NEW YORK (WABC) -- A new film being released this weekend tells the story of Tupac Shakur, from a boy in Harlem to a hip-hop icon.
His murder remains unsolved, but had he lived, the rapper would have turned 46 Friday. "All Eyez on Me" serves as a testament to his legacy, which remains prolific more than two decades after his death.
The rise and fall of Tupac have special relevance for New Yorkers, because, of course, he is a son of our city.
Demetrius Shipp, Jr., has the daunting task of playing one of the most talented and charismatic performers in history, and adding to the newcomer's challenge is that Tupac was a movie star himself. In addition to his four albums, he starred in a half-dozen films.

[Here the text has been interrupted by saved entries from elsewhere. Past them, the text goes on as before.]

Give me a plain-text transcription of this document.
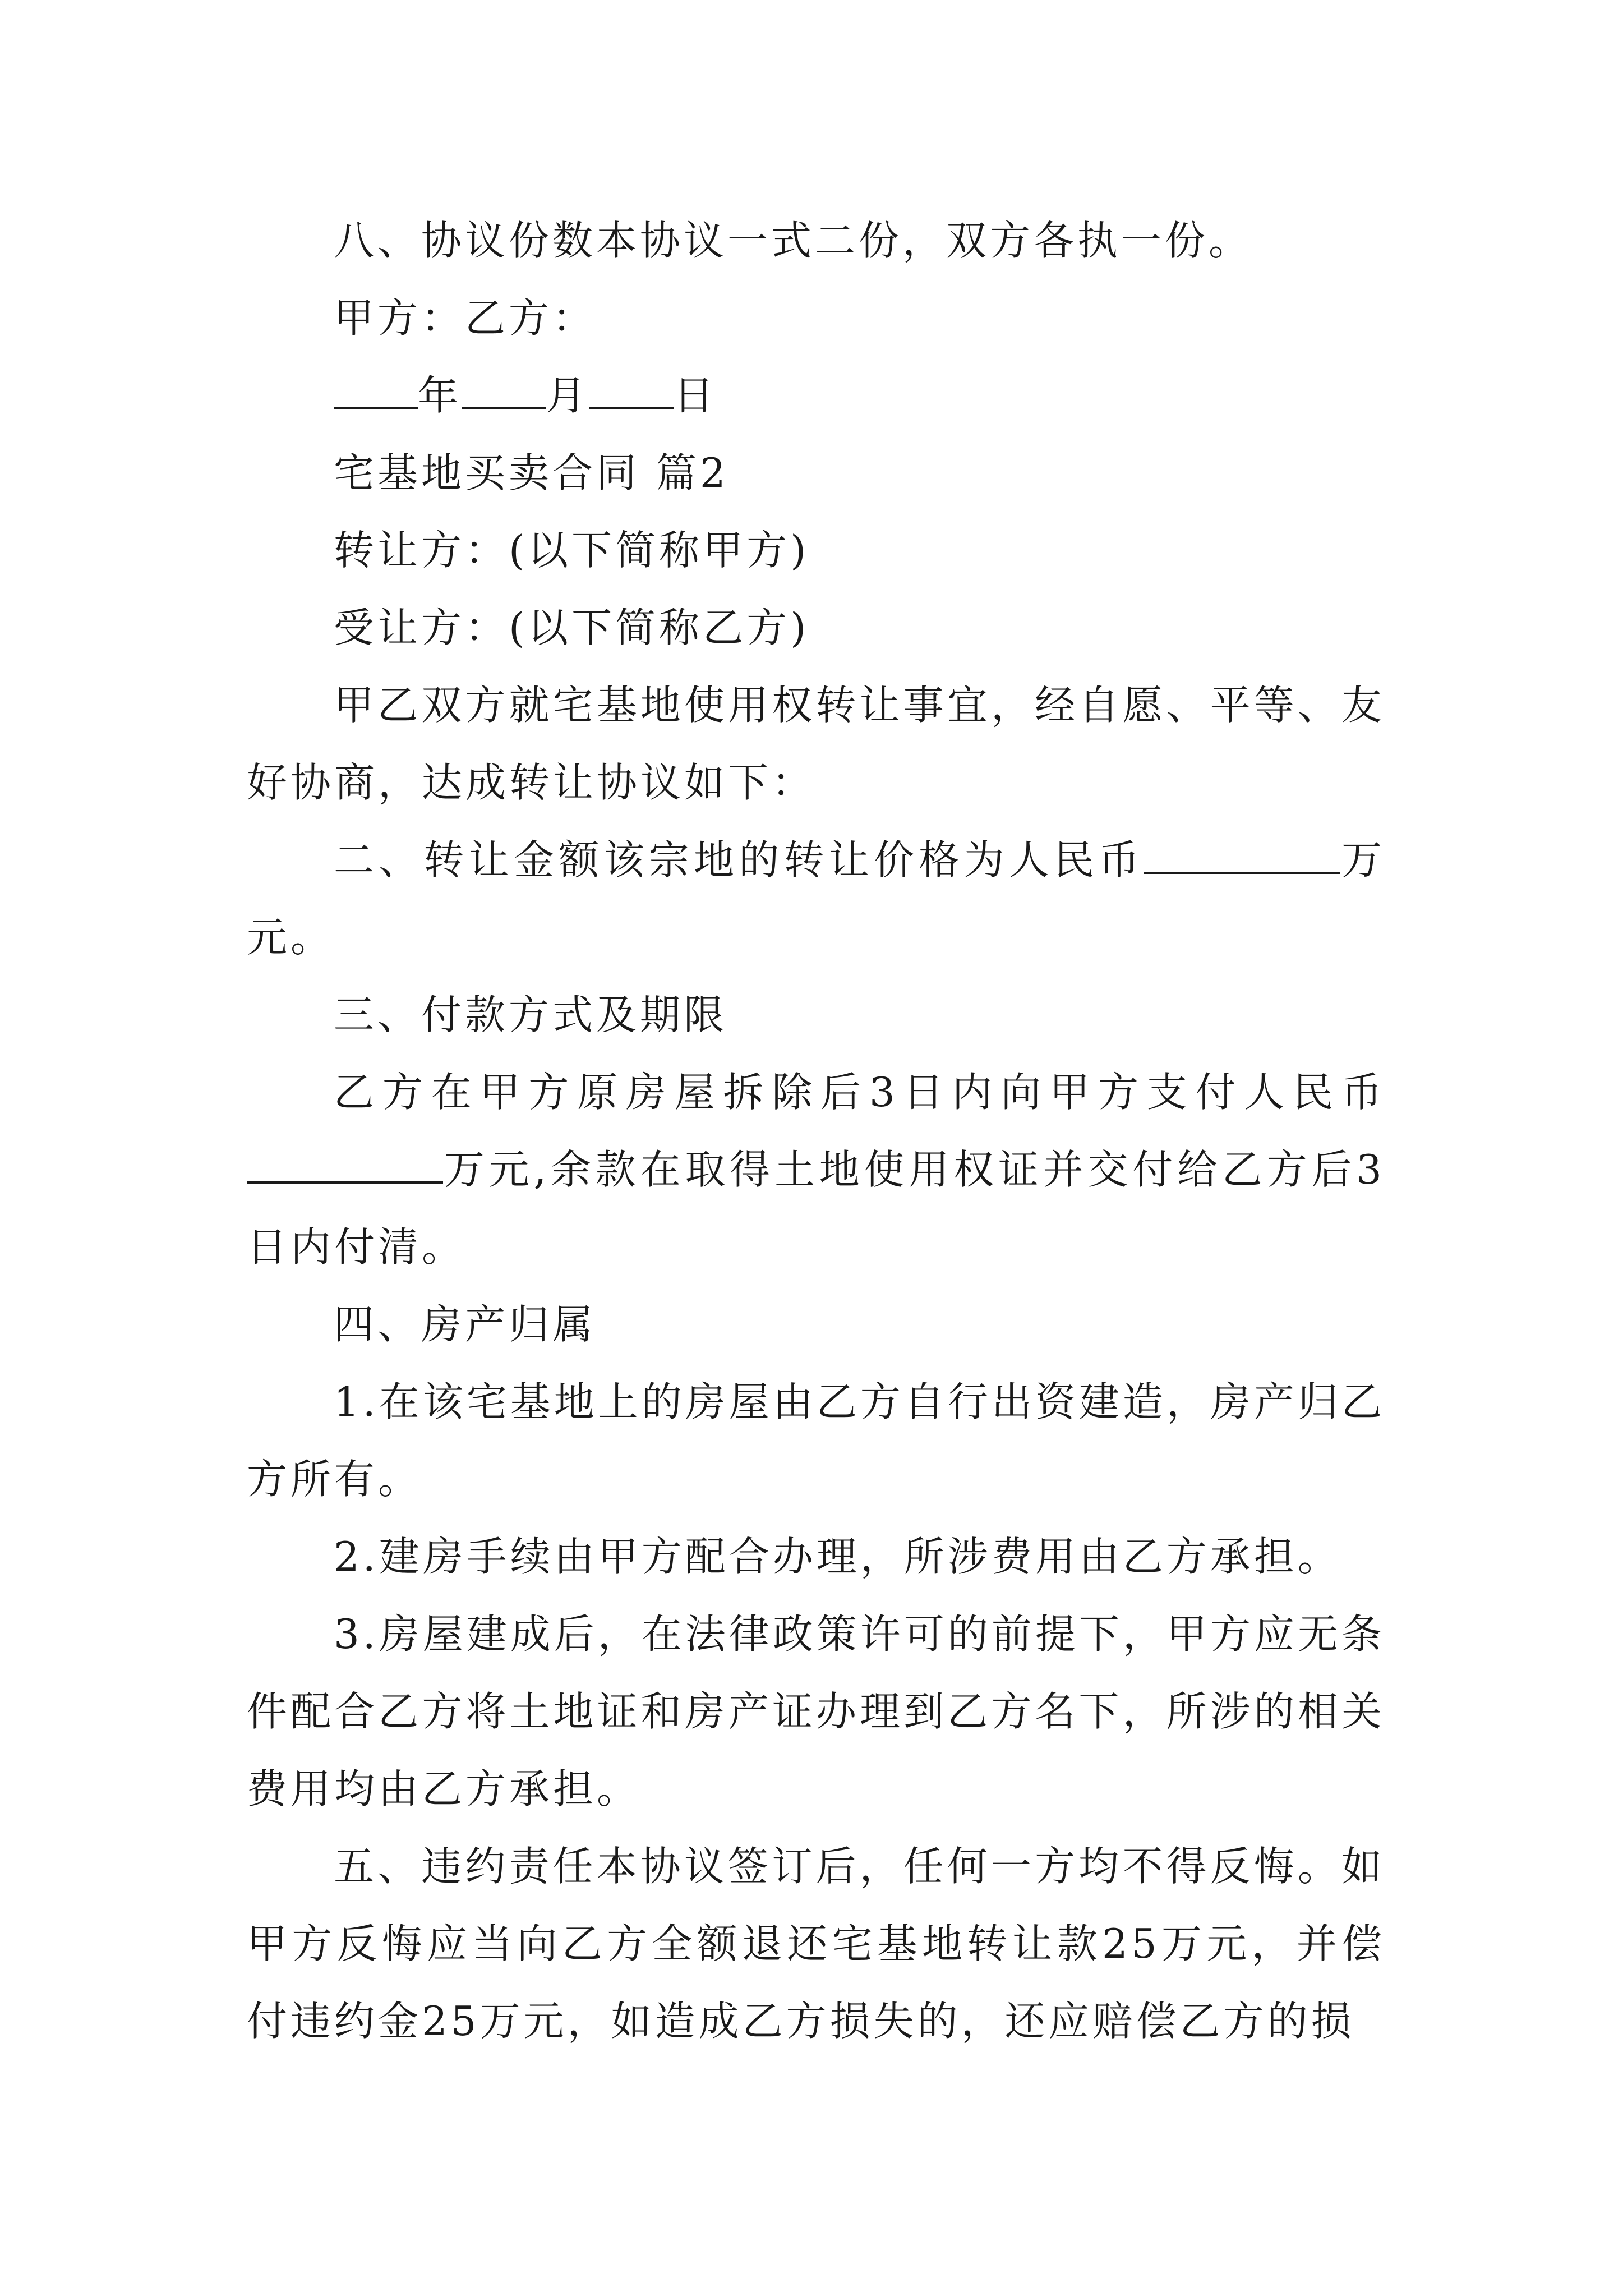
八、协议份数本协议一式二份，双方各执一份。

甲方：乙方：

年 月 日

宅基地买卖合同 篇2

转让方：(以下简称甲方)

受让方：(以下简称乙方)

甲乙双方就宅基地使用权转让事宜，经自愿、平等、友好协商，达成转让协议如下：

二、转让金额该宗地的转让价格为人民币	万元。

三、付款方式及期限

乙方在甲方原房屋拆除后3日内向甲方支付人民币万元,余款在取得土地使用权证并交付给乙方后3日内付清。

四、房产归属

1.在该宅基地上的房屋由乙方自行出资建造，房产归乙方所有。

2.建房手续由甲方配合办理，所涉费用由乙方承担。

3.房屋建成后，在法律政策许可的前提下，甲方应无条件配合乙方将土地证和房产证办理到乙方名下，所涉的相关费用均由乙方承担。

五、违约责任本协议签订后，任何一方均不得反悔。如甲方反悔应当向乙方全额退还宅基地转让款25万元，并偿付违约金25万元，如造成乙方损失的，还应赔偿乙方的损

He also left behind dozens of tracks before he was gunned down at the young age of 25.
Shipp won't make you forget the real Tupac, but given he is a rookie, his performance is just shy of astonishing.

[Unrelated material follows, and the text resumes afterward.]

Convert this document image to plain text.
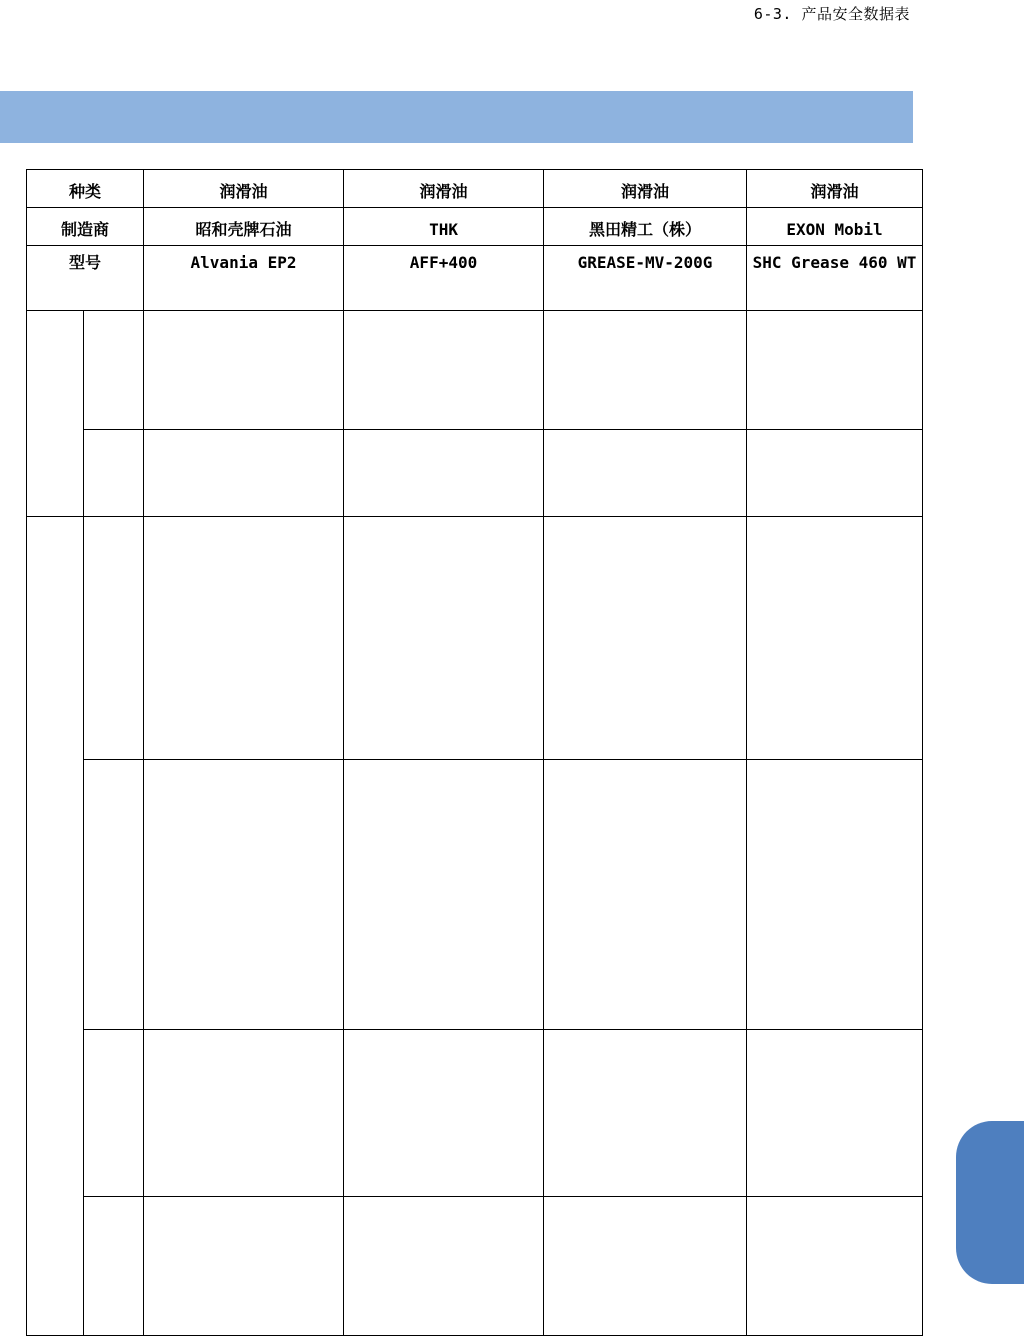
6-3. 产品安全数据表
种类		润滑油	润滑油	润滑油	润滑油

制造商		昭和壳牌石油	THK	黑田精工（株）	EXON Mobil

型号		Alvania EP2	AFF+400	GREASE-MV-200G	SHC Grease 460 WT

The film charts Tupac's rise from boyhood in East Harlem and shows how his parents, who were active in the Black Panthers, influenced his life and music.
Interesting as these events are -- including a reminder of his close relationship with Jada Pinkett before she married Will Smith -- Shakur packed enough triumph and tragedy into his short life to fill several movies.
Even at two-plus hours, there's not enough time to learn a lot about any one aspect of his life. And yet it still feels too long.
Coming face to face with Tupac again has real value, for his fans and for anyone else trying to understand why the guy who embraced the "thug life" became so influential. But watching this movie will also make you want to seek out the original album of the same name.
The most successful bio-pics usually focus on a narrow slice of a famous person's life and do not try to cover the entirety of a career, as this film does. But if you enjoyed "Straight Outta Compton," then you are likely to be satisfied with this one.